Observation space#
As introduced in Section Decision problems, gym-DSSAT problems are POMDPs. In Section Observation spaces, we shortly showed the successive subsets of DSSAT’s internal variables to define the observations provided to the agent. By modifying the list of variables constituting the observations, you can modulate “the degree of partial observability” of the POMDP.

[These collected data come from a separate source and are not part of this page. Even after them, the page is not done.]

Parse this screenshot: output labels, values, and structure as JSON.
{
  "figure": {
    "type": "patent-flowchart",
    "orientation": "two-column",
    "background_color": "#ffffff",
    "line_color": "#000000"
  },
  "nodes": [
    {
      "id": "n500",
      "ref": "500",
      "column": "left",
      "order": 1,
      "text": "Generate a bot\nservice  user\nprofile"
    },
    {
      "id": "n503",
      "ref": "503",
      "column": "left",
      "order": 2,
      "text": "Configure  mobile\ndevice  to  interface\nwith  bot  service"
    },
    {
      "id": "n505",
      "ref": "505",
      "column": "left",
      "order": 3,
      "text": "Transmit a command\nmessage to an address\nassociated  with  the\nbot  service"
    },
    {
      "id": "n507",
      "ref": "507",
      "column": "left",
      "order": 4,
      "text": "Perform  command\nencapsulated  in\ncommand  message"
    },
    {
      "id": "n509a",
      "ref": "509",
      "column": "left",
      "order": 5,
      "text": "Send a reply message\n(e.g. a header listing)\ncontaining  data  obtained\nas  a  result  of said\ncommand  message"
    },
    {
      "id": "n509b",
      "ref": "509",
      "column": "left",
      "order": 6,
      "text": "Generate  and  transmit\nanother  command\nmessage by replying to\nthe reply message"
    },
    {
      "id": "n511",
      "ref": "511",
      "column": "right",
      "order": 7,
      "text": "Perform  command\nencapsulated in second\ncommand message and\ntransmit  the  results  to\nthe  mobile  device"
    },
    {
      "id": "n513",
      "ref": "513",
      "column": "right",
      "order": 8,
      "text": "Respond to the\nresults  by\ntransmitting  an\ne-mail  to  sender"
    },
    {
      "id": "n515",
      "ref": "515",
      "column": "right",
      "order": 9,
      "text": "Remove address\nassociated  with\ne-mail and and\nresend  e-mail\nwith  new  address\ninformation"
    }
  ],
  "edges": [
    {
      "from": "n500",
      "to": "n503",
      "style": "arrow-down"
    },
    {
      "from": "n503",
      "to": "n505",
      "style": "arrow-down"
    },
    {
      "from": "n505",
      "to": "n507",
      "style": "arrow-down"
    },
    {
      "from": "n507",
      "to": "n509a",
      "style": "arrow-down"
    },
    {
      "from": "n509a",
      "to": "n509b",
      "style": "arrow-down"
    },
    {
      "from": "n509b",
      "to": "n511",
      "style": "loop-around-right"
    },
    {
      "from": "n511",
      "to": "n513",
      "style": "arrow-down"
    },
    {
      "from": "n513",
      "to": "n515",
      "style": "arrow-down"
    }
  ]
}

${GYM_DSSAT_PDI_PATH}/envs/configs/env_config.yml
If we take the example of a new foo
fertilization problem, we can define it following:
#################
# RAW STATE SPACE
#################
state: # <- list of all DSSAT's internal features made available in gym-DSSAT
# please keep it untouched !
vstage:
type: float
low: 0
high: .inf
info: vegetative growth stage (number of leaves)
cleach:
type: float
low: 0
high: .inf
info: cumulative nitrate leaching (kg/ha)
dtt:
type: float
low: 0
high: 100
info: growing degree days for current day (C/d)
dul:
type: array
subtype: float
low: 0
high: 1
size: 9
info: volumetric soil water content in soil layers at drained upper limit (cm3 [water] / cm3 [soil])
xlai:
type: float
low: 0
high: .inf
info: plant population leaf area index (m2_leaf/m2_soil)
...
#######################################################
# ACTION AND STATE SPACES RESTRICTIONS FOR ENV SETTINGS
#######################################################
setting:
foo: # <- the new setting
action:
- anfer
state:
- cleach
- dtt
- vstage
context: # additional contextual information ; corresponds to gym's "info".
- dul
experiment_number: 1 # number of the experiment in DSSAT's fileX.
Warning
You cannot import new state features from DSSAT-PDI by simply adding variables to the state
YAML key of the raw state space without modifying more deeply DSSAT-pdi. For the straighforward way, you can only modify the state
key inside the setting
key, for the considered setting as shown above.
Note
For understanding what DSSAT’s fileX is, please check DSSAT’s user guide.